Iran’s Nuclear Extortion: Sign of Weakness or Power? What Is Int’l Community’s Responsibility?

 

Written by
Sedighe Shahrokhi

Iranian regime announced on Tuesday it will start uranium enrichment at 20 percent purity in 24 hours. By taking this step, the regime nearly violates all its commitments under the Joint Comprehensive Plan of Action (JCPOA) also known as the 2015 Iran nuclear deal.

This is part of the regime’s nuclear extortion campaign, but why has Tehran taken such steps?

The regime’s apologists try to blame the United States for withdrawing from the JCPOA, citing the regime’s non-compliance with the deal. They try to spread this false notion that putting pressure on the ruling theocracy in Iran resulted in the regime’s breaches of its commitments and getting closer to acquiring nuclear weapons.

“In this critical and complicated situation, [the regime] has to settle with the world community,” wrote the state-run run Setareh-Sobh daily on Tuesday. “We [the ruling system] have reached desperation and are in a deadlock,” wrote the state-run Mostaghel daily on Tuesday.

“A few months later when Rouhani’s government hands the treasury to the new government, we will see a negatively balanced treasury with a lot of debt and a budget deficit,” Ehsan Arkani, a member of the regime’s parliament, said on December 31.

“This deadlock has kept us begging [the U.S.], while we know the result is zero,” wrote the state-run Keyhan daily

Tehran’s nuclear extortion campaign is out of desperation and not a sign of power. The regime is engulfed with crises, and sanctions are crushing this corrupted apparatus. The regime’s president, Hassan Rouhani, said the regime is “in the toughest situation within the last century.”

The regime faces a restive society, which blames the regime and its officials for all economic and social hardships. People witness how the regime plunders them. They see how it deprives them of fresh air by exporting more gas and instead using fuel oil in power plants. People witness how the regime abandoned them during the coronavirus outbreak, and now plays with their lives by not purchasing the vaccine.

The regime is losing its grip on power, and it tries to save itself by this nuclear extortion and counting on the West’s appeasement policy.

But this is a gamble for the regime. The regime intends to exploit the political situation in the U.S. and put more pressure on the European Union to succumb to Tehran’s demands.

The regime’s short notice and its capability of returning to 20% uranium enrichment show how flawed, incomplete, and uncomprehensive the JCPOA was. So, despite the regime’s nuclear extortion, the only way to control this regime from obtaining a nuclear bomb is to increase international pressure.

 

The U.S. administration condemned the regime’s nuclear extortion, Japan also condemned the regime’s 20% uranium enrichment. The EU warned on Monday (4 January) that Iran’s move to enrich uranium to 20% would be a “considerable departure” from Tehran’s commitments under the 2015 nuclear deal.

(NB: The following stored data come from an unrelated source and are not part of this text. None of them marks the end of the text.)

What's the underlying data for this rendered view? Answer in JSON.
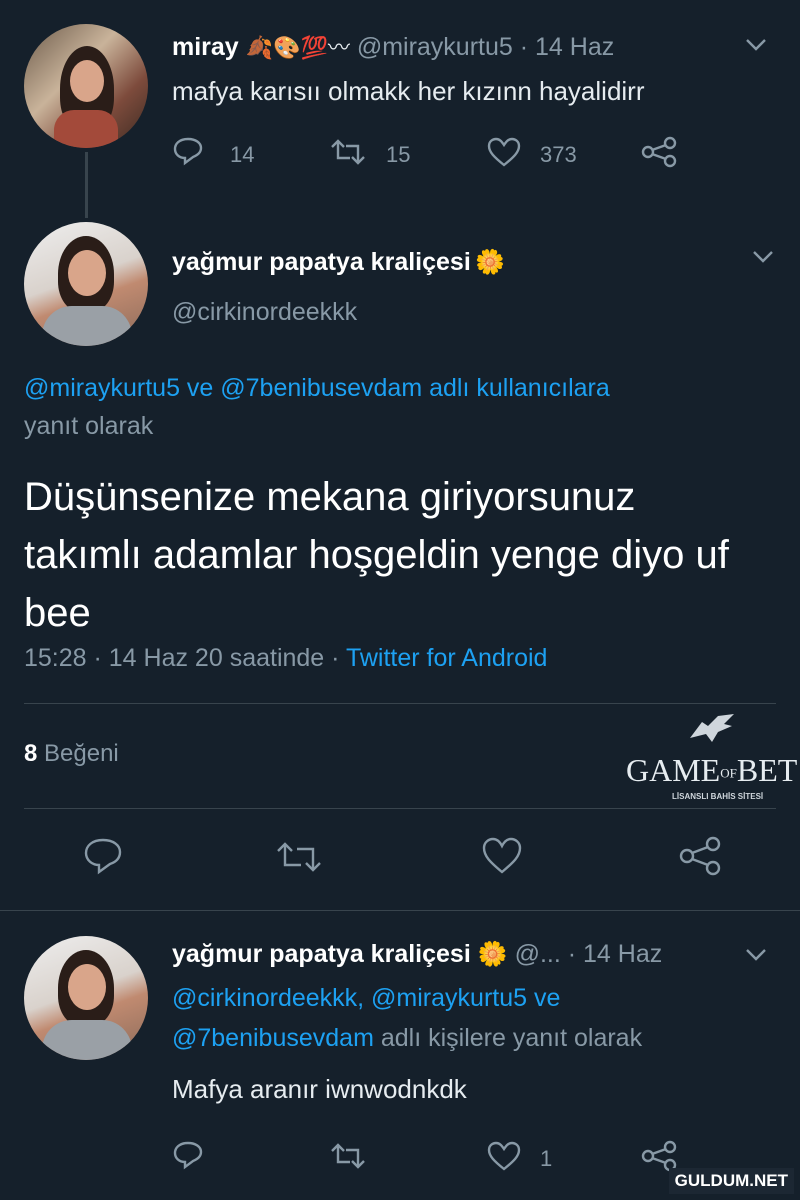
{
  "tweet1": {
    "name": "miray",
    "emoji": "🍂🎨💯〰",
    "handle": "@miraykurtu5",
    "date": "· 14 Haz",
    "text": "mafya karısıı olmakk her kızınn hayalidirr",
    "replies": "14",
    "retweets": "15",
    "likes": "373"
  },
  "tweet2": {
    "name": "yağmur papatya kraliçesi",
    "flower": "🌼",
    "handle": "@cirkinordeekkk",
    "reply_mentions": "@miraykurtu5 ve @7benibusevdam",
    "reply_suffix": "adlı kullanıcılara",
    "reply_line2": "yanıt olarak",
    "text": "Düşünsenize mekana giriyorsunuz takımlı adamlar hoşgeldin yenge diyo uf bee",
    "timestamp": "15:28 · 14 Haz 20 saatinde ·",
    "source": "Twitter for Android",
    "likes_count": "8",
    "likes_label": "Beğeni"
  },
  "tweet3": {
    "name": "yağmur papatya kraliçesi",
    "flower": "🌼",
    "handle_trunc": "@...",
    "date": "· 14 Haz",
    "mention_line1": "@cirkinordeekkk, @miraykurtu5 ve",
    "mention_line2": "@7benibusevdam",
    "reply_suffix": "adlı kişilere yanıt olarak",
    "text": "Mafya aranır iwnwodnkdk",
    "likes": "1"
  },
  "watermark": {
    "brand": "GAME OF BET",
    "brand_of": "OF",
    "brand_game": "GAME",
    "brand_bet": "BET",
    "tagline": "LİSANSLI BAHİS SİTESİ",
    "site": "GULDUM.NET"
  },
  "colors": {
    "background": "#15202b",
    "link": "#1da1f2",
    "muted": "#8899a6"
  }
}
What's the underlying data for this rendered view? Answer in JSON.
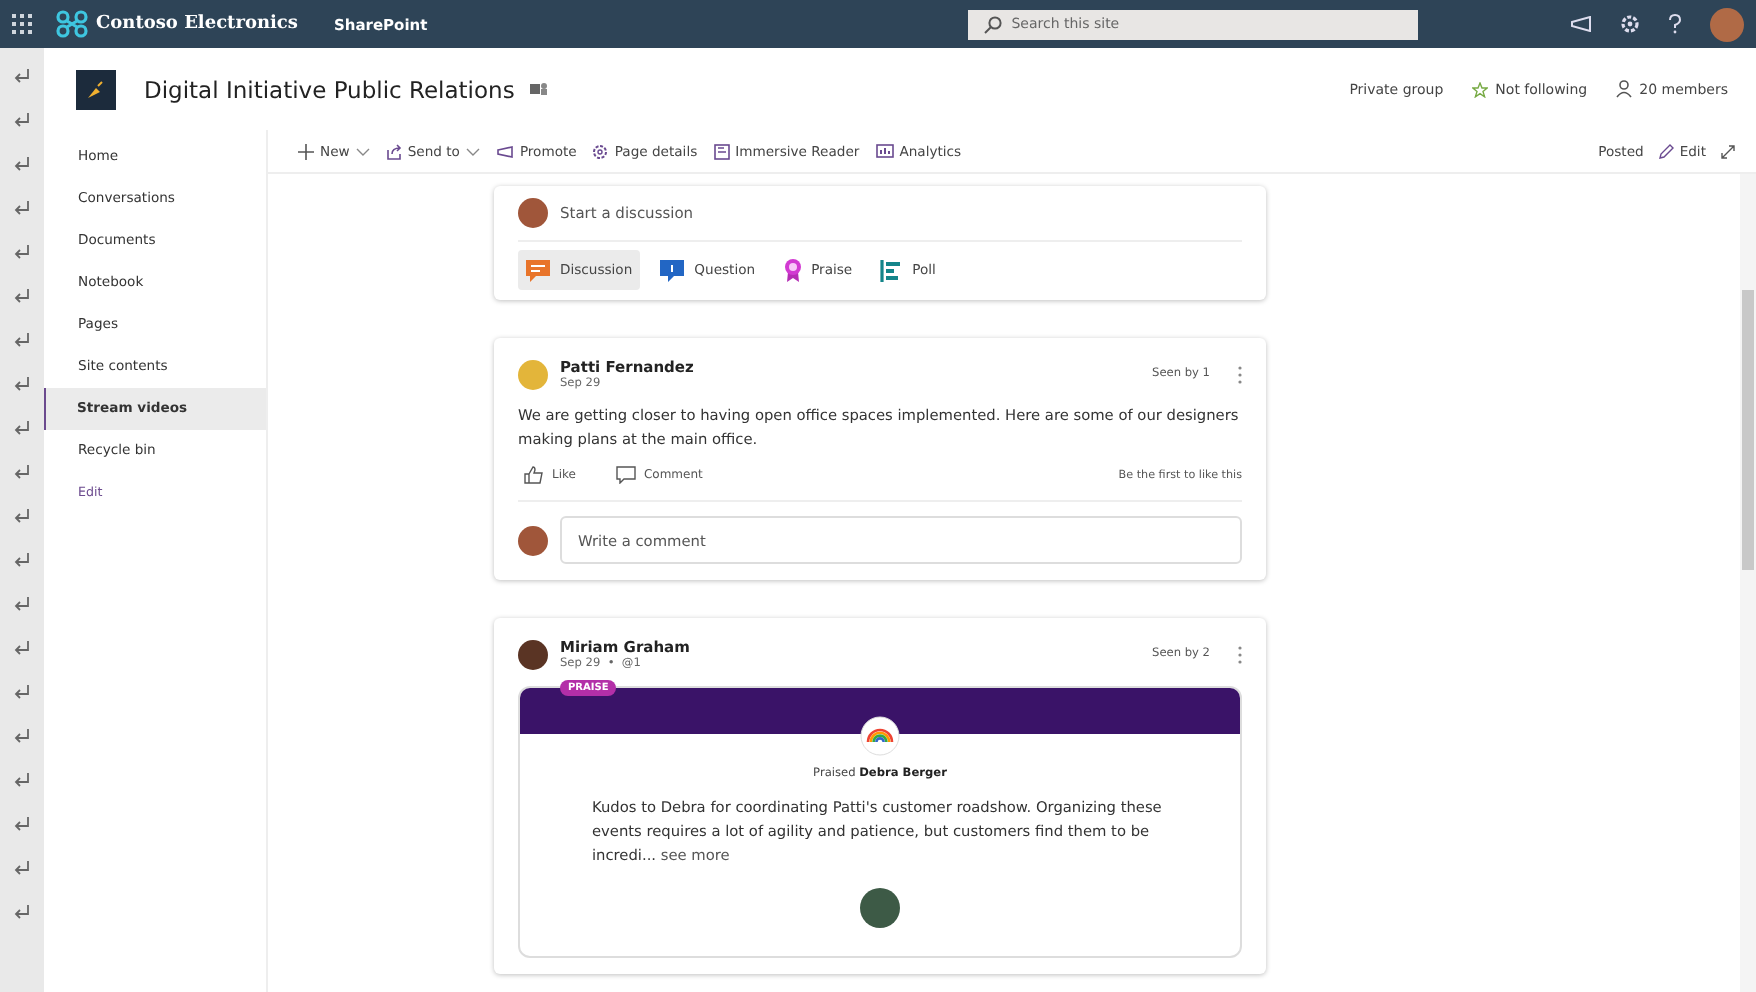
{
  "topbar": {
    "org": "Contoso Electronics",
    "app": "SharePoint",
    "search": {
      "placeholder": "Search this site"
    }
  },
  "site": {
    "title": "Digital Initiative Public Relations",
    "privacy": "Private group",
    "follow": "Not following",
    "members": "20 members"
  },
  "nav": [
    {
      "label": "Home",
      "selected": false
    },
    {
      "label": "Conversations",
      "selected": false
    },
    {
      "label": "Documents",
      "selected": false
    },
    {
      "label": "Notebook",
      "selected": false
    },
    {
      "label": "Pages",
      "selected": false
    },
    {
      "label": "Site contents",
      "selected": false
    },
    {
      "label": "Stream videos",
      "selected": true
    },
    {
      "label": "Recycle bin",
      "selected": false
    }
  ],
  "nav_edit": "Edit",
  "commands": [
    {
      "label": "New",
      "kind": "plus",
      "menu": true
    },
    {
      "label": "Send to",
      "kind": "send",
      "menu": true
    },
    {
      "label": "Promote",
      "kind": "promote",
      "menu": false
    },
    {
      "label": "Page details",
      "kind": "gear",
      "menu": false
    },
    {
      "label": "Immersive Reader",
      "kind": "reader",
      "menu": false
    },
    {
      "label": "Analytics",
      "kind": "chart",
      "menu": false
    }
  ],
  "command_right": {
    "status": "Posted",
    "edit": "Edit"
  },
  "composer": {
    "placeholder": "Start a discussion",
    "types": [
      {
        "label": "Discussion",
        "kind": "discussion",
        "selected": true
      },
      {
        "label": "Question",
        "kind": "question",
        "selected": false
      },
      {
        "label": "Praise",
        "kind": "praise",
        "selected": false
      },
      {
        "label": "Poll",
        "kind": "poll",
        "selected": false
      }
    ]
  },
  "posts": [
    {
      "kind": "text",
      "author": "Patti Fernandez",
      "meta": "Sep 29",
      "seen": "Seen by 1",
      "body": "We are getting closer to having open office spaces implemented. Here are some of our designers making plans at the main office.",
      "like": "Like",
      "comment": "Comment",
      "likes_note": "Be the first to like this",
      "reply_placeholder": "Write a comment"
    },
    {
      "kind": "praise",
      "author": "Miriam Graham",
      "meta": "Sep 29  •  @1",
      "seen": "Seen by 2",
      "badge": "PRAISE",
      "praised_label": "Praised",
      "praised_name": "Debra Berger",
      "body": "Kudos to Debra for coordinating Patti's customer roadshow. Organizing these events requires a lot of agility and patience, but customers find them to be incredi...",
      "more": "see more"
    }
  ]
}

“The regime’s announcement that it has once more increased uranium enrichment levels is a declaration of war on the international community,” wrote Deutsche Welle in this regard.

The regime’s nuclear extortion is a desperate move for a moribund regime. The EU has tried the appeasement policy but failed. The last time the international community tried to contain the regime by signing the JCPOA, it did not work so well. The regime continued its nuclear activities yet received financial incentives to fund its terrorism.

The National Council of Resistance of Iran (NCRI), which exposed the regime’s nuclear activities for the first time, revealed in April 2017, how the regime continued secretly its nuclear weapons program.

Iran’s Head of Atomic Energy Organization admits to cheating in nuclear negotiations

The EU leaders should note that their negotiations with the regime, particularly with Foreign Minister Mohammad Javad Zarif, only allowed the regime to continue its malign activities.

Zarif and his Ministry, in return for the EU’s appeasement policy, sent a diplomat-terrorist, Assadollah Assadi, to plant a bomb in the heart of Europe in 2018. During Assadi’s trial on November 27 and December 3, the Belgian prosecutors revealed details of how Assadi used his diplomat privileges and the Ministry’s facilities to transfer explosives using a commercial airliner to Vienna, where he worked as the third secretary at Iran’s embassy, and delivered the bomb to two other terrorists, tasking them to plant the bomb in the opposition rally in Paris in June 2018.

History shows dictators and expansionist regimes like the one in Iran, or Adolf Hitler’s regime in Germany, will never abide by their obligations.

When Neville Chamberlain signed the disgraceful Munich Agreement in 1938, he claimed he had returned from Germany “with peace for our time.” But less than a year after the agreement, Hitler’s invasion of Poland began World War II.

Negotiations with the ruling theocracy will only embolden it. The EU should halt negotiations with the regime and sanction Zarif and other officials. As the Iranian Resistance has reiterated, the re-imposition of six Security Council resolutions, the complete halt to enrichment, the closure of nuclear sites, and anywhere, anytime inspections are indispensable for preventing the regime from acquiring a nuclear bomb.